Percentage of Population with S-Gene Target Failure and Triple-Gene–Positive Infection in the United Kingdom during the Study Period, According to Geographic Area.

Shown is the percentage of the population that was estimated to be infected with SARS-CoV-2 with S-gene target failure (used as a proxy for identification of the alpha variant on the basis of findings that a mutation in the variant affected S-gene polymerase-chain-reaction [PCR] assays) or with all three SARS-CoV-2 genes detected. Shading around the data curves indicates the 95% credible interval. Gray shading indicates the time periods when national restrictions or stay-at-home orders had been issued for the majority of the region. The black horizontal line indicates the approximate positivity rate at the start of the surge in infections in most regions that are shown. The vertical dashed lines show the estimated changes in trend from the iterative sequential regression algorithm fitted on the log scale starting at the time of study initiation on September 28, 2020. The absence of a vertical dashed line indicates that there was no evidence that the trend in infection rates had varied during the study period at a level of evidence of P<0.01 for triple-gene positivity and P<0.05 for S-gene target failure. Additional data regarding other positive results (generally with a low viral load) are provided in Fig. S3 in the Supplementary Appendix.

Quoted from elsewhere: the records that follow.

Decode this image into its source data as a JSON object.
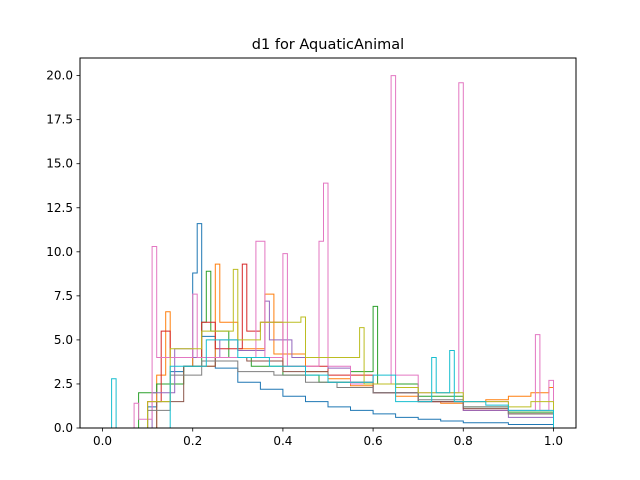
{
  "chart_data": {
    "type": "histogram-step",
    "title": "d1 for AquaticAnimal",
    "xlabel": "",
    "ylabel": "",
    "xlim": [
      -0.05,
      1.05
    ],
    "ylim": [
      0,
      21
    ],
    "x_ticks": [
      0.0,
      0.2,
      0.4,
      0.6,
      0.8,
      1.0
    ],
    "x_tick_labels": [
      "0.0",
      "0.2",
      "0.4",
      "0.6",
      "0.8",
      "1.0"
    ],
    "y_ticks": [
      0.0,
      2.5,
      5.0,
      7.5,
      10.0,
      12.5,
      15.0,
      17.5,
      20.0
    ],
    "y_tick_labels": [
      "0.0",
      "2.5",
      "5.0",
      "7.5",
      "10.0",
      "12.5",
      "15.0",
      "17.5",
      "20.0"
    ],
    "bin_width": 0.01,
    "colors": [
      "#1f77b4",
      "#ff7f0e",
      "#2ca02c",
      "#d62728",
      "#9467bd",
      "#8c564b",
      "#e377c2",
      "#7f7f7f",
      "#bcbd22",
      "#17becf"
    ],
    "series": [
      {
        "color": "#17becf",
        "values": [
          [
            0.02,
            2.8
          ],
          [
            0.03,
            0.0
          ]
        ]
      },
      {
        "color": "#1f77b4",
        "values": [
          [
            0.1,
            1.2
          ],
          [
            0.12,
            2.5
          ],
          [
            0.15,
            3.2
          ],
          [
            0.18,
            3.5
          ],
          [
            0.2,
            8.8
          ],
          [
            0.21,
            11.6
          ],
          [
            0.22,
            5.2
          ],
          [
            0.25,
            3.4
          ],
          [
            0.3,
            2.6
          ],
          [
            0.35,
            2.2
          ],
          [
            0.4,
            1.8
          ],
          [
            0.45,
            1.5
          ],
          [
            0.5,
            1.2
          ],
          [
            0.55,
            1.0
          ],
          [
            0.6,
            0.8
          ],
          [
            0.65,
            0.6
          ],
          [
            0.7,
            0.5
          ],
          [
            0.75,
            0.4
          ],
          [
            0.8,
            0.3
          ],
          [
            0.85,
            0.3
          ],
          [
            0.9,
            0.2
          ],
          [
            0.95,
            0.2
          ],
          [
            1.0,
            0.0
          ]
        ]
      },
      {
        "color": "#ff7f0e",
        "values": [
          [
            0.12,
            3.0
          ],
          [
            0.14,
            6.6
          ],
          [
            0.15,
            4.0
          ],
          [
            0.2,
            3.5
          ],
          [
            0.25,
            9.3
          ],
          [
            0.26,
            6.0
          ],
          [
            0.3,
            4.5
          ],
          [
            0.36,
            7.6
          ],
          [
            0.38,
            4.2
          ],
          [
            0.45,
            3.2
          ],
          [
            0.5,
            2.8
          ],
          [
            0.55,
            2.4
          ],
          [
            0.6,
            2.0
          ],
          [
            0.65,
            1.8
          ],
          [
            0.7,
            1.5
          ],
          [
            0.75,
            1.4
          ],
          [
            0.8,
            1.5
          ],
          [
            0.85,
            1.6
          ],
          [
            0.9,
            1.8
          ],
          [
            0.95,
            2.0
          ],
          [
            0.99,
            2.3
          ],
          [
            1.0,
            0.0
          ]
        ]
      },
      {
        "color": "#2ca02c",
        "values": [
          [
            0.08,
            2.0
          ],
          [
            0.12,
            2.5
          ],
          [
            0.18,
            3.5
          ],
          [
            0.22,
            6.0
          ],
          [
            0.23,
            8.9
          ],
          [
            0.24,
            5.5
          ],
          [
            0.28,
            4.0
          ],
          [
            0.33,
            3.5
          ],
          [
            0.4,
            3.0
          ],
          [
            0.48,
            2.6
          ],
          [
            0.55,
            3.2
          ],
          [
            0.6,
            6.9
          ],
          [
            0.61,
            2.5
          ],
          [
            0.7,
            1.8
          ],
          [
            0.8,
            1.2
          ],
          [
            0.9,
            0.9
          ],
          [
            1.0,
            0.0
          ]
        ]
      },
      {
        "color": "#d62728",
        "values": [
          [
            0.1,
            1.5
          ],
          [
            0.13,
            5.5
          ],
          [
            0.15,
            4.0
          ],
          [
            0.22,
            6.0
          ],
          [
            0.25,
            4.5
          ],
          [
            0.31,
            9.3
          ],
          [
            0.32,
            5.5
          ],
          [
            0.35,
            6.0
          ],
          [
            0.4,
            3.5
          ],
          [
            0.5,
            3.0
          ],
          [
            0.6,
            2.0
          ],
          [
            0.7,
            1.5
          ],
          [
            0.8,
            1.0
          ],
          [
            0.9,
            0.8
          ],
          [
            1.0,
            0.0
          ]
        ]
      },
      {
        "color": "#9467bd",
        "values": [
          [
            0.11,
            2.0
          ],
          [
            0.16,
            4.5
          ],
          [
            0.2,
            4.0
          ],
          [
            0.26,
            5.0
          ],
          [
            0.3,
            4.4
          ],
          [
            0.36,
            7.2
          ],
          [
            0.37,
            5.0
          ],
          [
            0.42,
            4.0
          ],
          [
            0.5,
            3.4
          ],
          [
            0.55,
            2.6
          ],
          [
            0.6,
            2.0
          ],
          [
            0.7,
            1.5
          ],
          [
            0.8,
            1.0
          ],
          [
            0.9,
            0.6
          ],
          [
            1.0,
            0.0
          ]
        ]
      },
      {
        "color": "#8c564b",
        "values": [
          [
            0.12,
            1.5
          ],
          [
            0.18,
            3.5
          ],
          [
            0.25,
            4.0
          ],
          [
            0.32,
            3.8
          ],
          [
            0.4,
            3.2
          ],
          [
            0.5,
            2.6
          ],
          [
            0.6,
            2.0
          ],
          [
            0.7,
            1.5
          ],
          [
            0.8,
            1.1
          ],
          [
            0.9,
            0.8
          ],
          [
            1.0,
            0.0
          ]
        ]
      },
      {
        "color": "#e377c2",
        "values": [
          [
            0.07,
            1.4
          ],
          [
            0.08,
            0.5
          ],
          [
            0.11,
            10.3
          ],
          [
            0.12,
            4.0
          ],
          [
            0.2,
            7.6
          ],
          [
            0.21,
            4.0
          ],
          [
            0.34,
            10.6
          ],
          [
            0.36,
            4.0
          ],
          [
            0.4,
            9.9
          ],
          [
            0.41,
            3.5
          ],
          [
            0.48,
            10.6
          ],
          [
            0.49,
            13.9
          ],
          [
            0.5,
            3.5
          ],
          [
            0.55,
            2.5
          ],
          [
            0.64,
            20.0
          ],
          [
            0.65,
            3.0
          ],
          [
            0.7,
            2.0
          ],
          [
            0.79,
            19.6
          ],
          [
            0.8,
            1.5
          ],
          [
            0.85,
            1.5
          ],
          [
            0.9,
            1.0
          ],
          [
            0.96,
            5.3
          ],
          [
            0.97,
            1.0
          ],
          [
            0.99,
            2.7
          ],
          [
            1.0,
            0.0
          ]
        ]
      },
      {
        "color": "#7f7f7f",
        "values": [
          [
            0.1,
            1.0
          ],
          [
            0.15,
            3.0
          ],
          [
            0.22,
            3.8
          ],
          [
            0.3,
            3.2
          ],
          [
            0.38,
            3.0
          ],
          [
            0.45,
            2.6
          ],
          [
            0.52,
            2.3
          ],
          [
            0.6,
            2.0
          ],
          [
            0.7,
            1.6
          ],
          [
            0.8,
            1.2
          ],
          [
            0.9,
            0.8
          ],
          [
            1.0,
            0.0
          ]
        ]
      },
      {
        "color": "#bcbd22",
        "values": [
          [
            0.1,
            1.5
          ],
          [
            0.15,
            4.5
          ],
          [
            0.22,
            5.5
          ],
          [
            0.29,
            9.0
          ],
          [
            0.3,
            5.0
          ],
          [
            0.35,
            6.0
          ],
          [
            0.44,
            6.3
          ],
          [
            0.45,
            4.0
          ],
          [
            0.57,
            5.7
          ],
          [
            0.58,
            2.5
          ],
          [
            0.65,
            2.3
          ],
          [
            0.7,
            2.0
          ],
          [
            0.8,
            1.5
          ],
          [
            0.9,
            1.2
          ],
          [
            0.95,
            1.5
          ],
          [
            1.0,
            0.0
          ]
        ]
      },
      {
        "color": "#17becf",
        "values": [
          [
            0.15,
            3.5
          ],
          [
            0.23,
            5.0
          ],
          [
            0.3,
            4.0
          ],
          [
            0.37,
            3.5
          ],
          [
            0.45,
            3.0
          ],
          [
            0.5,
            2.6
          ],
          [
            0.6,
            3.0
          ],
          [
            0.65,
            1.5
          ],
          [
            0.73,
            4.0
          ],
          [
            0.74,
            2.0
          ],
          [
            0.77,
            4.4
          ],
          [
            0.78,
            1.5
          ],
          [
            0.85,
            1.3
          ],
          [
            0.9,
            1.0
          ],
          [
            1.0,
            0.0
          ]
        ]
      }
    ]
  }
}
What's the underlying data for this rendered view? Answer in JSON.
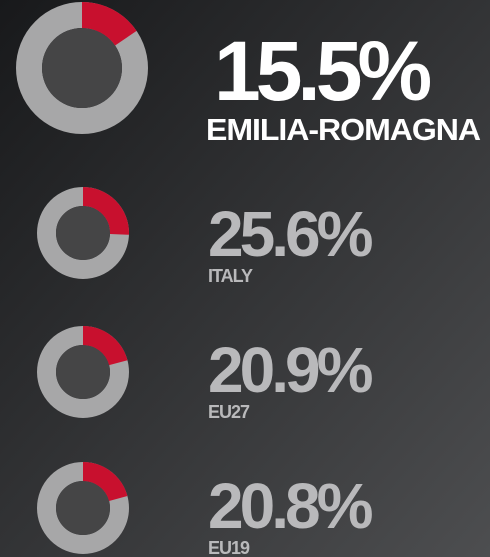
{
  "chart_data": [
    {
      "type": "donut",
      "title": "EMILIA-ROMAGNA",
      "values": [
        15.5
      ],
      "value_labels": [
        "15.5%"
      ],
      "color": "#c8102e",
      "ylim": [
        0,
        100
      ]
    },
    {
      "type": "donut",
      "title": "ITALY",
      "values": [
        25.6
      ],
      "value_labels": [
        "25.6%"
      ],
      "color": "#c8102e",
      "ylim": [
        0,
        100
      ]
    },
    {
      "type": "donut",
      "title": "EU27",
      "values": [
        20.9
      ],
      "value_labels": [
        "20.9%"
      ],
      "color": "#c8102e",
      "ylim": [
        0,
        100
      ]
    },
    {
      "type": "donut",
      "title": "EU19",
      "values": [
        20.8
      ],
      "value_labels": [
        "20.8%"
      ],
      "color": "#c8102e",
      "ylim": [
        0,
        100
      ]
    }
  ]
}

A limitation of our study is that not all the infections with S-gene target failure will have been caused by the alpha variant. However, our use of this proxy is supported by whole-genome sequencing (see the Supplementary Appendix). In addition, misclassification between the alpha variant and S-gene target failure would generally mean that our findings underestimate the true growth rates. Our analyses included geographic areas that had varying social restrictions during the study period. However, mathematical models that included only changes in behavior or contact patterns had a poor fit with the observed data, which supports the increased transmissibility of the alpha variant as the driving force behind the increased rates of infection.[5]

Our direct population-level analysis confirmed that the SARS-CoV-2 alpha variant was associated with a higher infection rate than other variants that were circulating in the United Kingdom during the study period. Careful monitoring for the emergence of such variants with enhanced transmissibility is needed.